In terms of fundamentals, LME copper inventories added 8,525 mt to 143,775 mt during the National Day, while COMEX copper inventories dipped 278 mt to 44,653 mt. During the holiday, domestic inventory in Guangdong only rose 4,525 mt to 10,502 mt, the smallest increase in the past four years, while in the same period last year the inventory grew 6,424 mt. Considering that downstream consumption in Guangdong was much weaker than that in east China during the National Day, it is expected that the growth rate of inventory in east China will be slower. The low global inventories supported copper prices to a certain extent, and domestic inventories did not grow significantly. The short squeeze will continue before the delivery of the SHFE 2210 copper contract. In addition, the London Metal Exchange (LME) has restricted Russia's Ural Mining and Metallurgy Company (UMMC) and its subsidiaries from new copper and zinc deliveries, which are expected to flow into China in the future.

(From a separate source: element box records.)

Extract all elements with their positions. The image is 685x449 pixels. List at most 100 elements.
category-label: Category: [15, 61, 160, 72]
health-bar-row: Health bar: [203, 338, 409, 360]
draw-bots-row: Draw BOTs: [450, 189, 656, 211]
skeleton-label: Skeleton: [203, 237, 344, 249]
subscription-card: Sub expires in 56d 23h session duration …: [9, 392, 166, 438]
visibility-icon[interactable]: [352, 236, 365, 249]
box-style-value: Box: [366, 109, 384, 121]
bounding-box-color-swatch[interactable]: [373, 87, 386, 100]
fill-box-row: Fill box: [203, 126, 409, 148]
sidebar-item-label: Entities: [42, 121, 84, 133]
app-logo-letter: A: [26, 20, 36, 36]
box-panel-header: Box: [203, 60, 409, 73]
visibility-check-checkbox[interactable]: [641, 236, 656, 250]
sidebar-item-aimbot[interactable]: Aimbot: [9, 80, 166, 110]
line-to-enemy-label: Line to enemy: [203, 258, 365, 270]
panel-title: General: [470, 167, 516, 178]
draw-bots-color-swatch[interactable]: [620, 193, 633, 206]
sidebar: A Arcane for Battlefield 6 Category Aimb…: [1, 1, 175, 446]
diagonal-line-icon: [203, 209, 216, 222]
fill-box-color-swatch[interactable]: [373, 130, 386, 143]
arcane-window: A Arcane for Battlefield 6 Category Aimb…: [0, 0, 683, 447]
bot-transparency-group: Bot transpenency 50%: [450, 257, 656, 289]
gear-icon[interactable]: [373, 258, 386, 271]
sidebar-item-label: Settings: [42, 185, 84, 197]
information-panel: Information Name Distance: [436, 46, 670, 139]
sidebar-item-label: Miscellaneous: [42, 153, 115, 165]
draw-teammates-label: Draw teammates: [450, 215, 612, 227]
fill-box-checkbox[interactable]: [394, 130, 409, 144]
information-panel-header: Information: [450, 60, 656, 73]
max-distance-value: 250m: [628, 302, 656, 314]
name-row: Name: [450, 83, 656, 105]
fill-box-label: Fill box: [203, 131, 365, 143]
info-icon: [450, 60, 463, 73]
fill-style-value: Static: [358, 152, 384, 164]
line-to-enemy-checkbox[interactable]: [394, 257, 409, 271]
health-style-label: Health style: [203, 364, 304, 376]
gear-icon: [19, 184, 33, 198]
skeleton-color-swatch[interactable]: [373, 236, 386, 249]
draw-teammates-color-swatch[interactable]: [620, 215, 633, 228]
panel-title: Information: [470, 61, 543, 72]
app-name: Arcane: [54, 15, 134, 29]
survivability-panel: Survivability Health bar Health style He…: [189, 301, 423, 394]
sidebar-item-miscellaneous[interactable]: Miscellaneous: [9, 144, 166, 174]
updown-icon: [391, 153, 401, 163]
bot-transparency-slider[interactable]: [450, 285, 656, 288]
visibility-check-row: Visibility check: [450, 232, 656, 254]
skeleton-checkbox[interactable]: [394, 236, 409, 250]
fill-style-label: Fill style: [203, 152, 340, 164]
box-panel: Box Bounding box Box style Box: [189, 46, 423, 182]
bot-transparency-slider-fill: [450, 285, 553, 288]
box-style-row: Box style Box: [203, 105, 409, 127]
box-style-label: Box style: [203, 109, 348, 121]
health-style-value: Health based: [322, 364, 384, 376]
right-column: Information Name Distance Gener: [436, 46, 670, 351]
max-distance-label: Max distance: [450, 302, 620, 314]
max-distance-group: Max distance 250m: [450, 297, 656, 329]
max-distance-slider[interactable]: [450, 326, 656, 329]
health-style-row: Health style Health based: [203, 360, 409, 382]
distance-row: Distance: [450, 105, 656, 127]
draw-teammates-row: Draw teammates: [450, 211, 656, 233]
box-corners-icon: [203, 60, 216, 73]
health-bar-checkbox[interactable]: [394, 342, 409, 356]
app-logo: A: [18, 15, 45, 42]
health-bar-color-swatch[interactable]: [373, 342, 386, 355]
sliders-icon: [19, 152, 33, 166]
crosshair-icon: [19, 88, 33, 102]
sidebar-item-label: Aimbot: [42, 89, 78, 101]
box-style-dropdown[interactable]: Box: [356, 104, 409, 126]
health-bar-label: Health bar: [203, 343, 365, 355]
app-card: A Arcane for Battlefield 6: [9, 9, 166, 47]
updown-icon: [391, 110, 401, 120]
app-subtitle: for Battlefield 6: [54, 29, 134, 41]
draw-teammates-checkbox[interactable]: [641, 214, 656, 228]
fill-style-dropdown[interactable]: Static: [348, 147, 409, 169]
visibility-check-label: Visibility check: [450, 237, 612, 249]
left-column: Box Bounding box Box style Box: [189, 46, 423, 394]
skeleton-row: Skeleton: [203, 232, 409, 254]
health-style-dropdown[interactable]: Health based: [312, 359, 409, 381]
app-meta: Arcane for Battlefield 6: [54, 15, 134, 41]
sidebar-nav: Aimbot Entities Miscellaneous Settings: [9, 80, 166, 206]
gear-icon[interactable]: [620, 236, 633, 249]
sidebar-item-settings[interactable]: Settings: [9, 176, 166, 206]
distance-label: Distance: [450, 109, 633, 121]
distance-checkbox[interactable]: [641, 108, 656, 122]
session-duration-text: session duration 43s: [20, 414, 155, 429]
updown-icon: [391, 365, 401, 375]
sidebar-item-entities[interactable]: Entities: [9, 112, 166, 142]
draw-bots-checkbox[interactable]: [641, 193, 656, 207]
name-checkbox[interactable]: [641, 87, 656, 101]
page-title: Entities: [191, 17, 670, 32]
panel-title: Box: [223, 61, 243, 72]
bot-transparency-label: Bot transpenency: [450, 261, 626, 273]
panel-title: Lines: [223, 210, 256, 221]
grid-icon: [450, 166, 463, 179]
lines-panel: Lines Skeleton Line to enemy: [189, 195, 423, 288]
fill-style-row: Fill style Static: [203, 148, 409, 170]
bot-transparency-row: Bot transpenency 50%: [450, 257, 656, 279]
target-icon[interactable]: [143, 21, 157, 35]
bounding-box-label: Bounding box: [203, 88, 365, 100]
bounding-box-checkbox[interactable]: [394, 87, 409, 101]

Domestic inventories are expected to increase. On one hand, the supply of copper concentrate is sufficient and the TCs continue to rise, thus the smelters are active in producing. On the morning of September 27, CSPT nailed the TCs of spot copper concentrate in the fourth quarter at $93/mt and $0.093/lb, $13/mt higher than that of the third quarter, creating a new high since the fourth quarter of 2017. On the other hand, it is expected that domestic consumption will recover slightly in the fourth quarter.

To sum up, SMM believes that copper prices will remain rangebound at high levels in the short term, especially before the delivery of the SHFE 2210 copper contract. However, as inventories rise and the US Fed sticks to a hawkish rate hike, the European economy is expected to recess first in winter, and the global economic growth will further slow down. At that time, copper prices may fall further under pressure.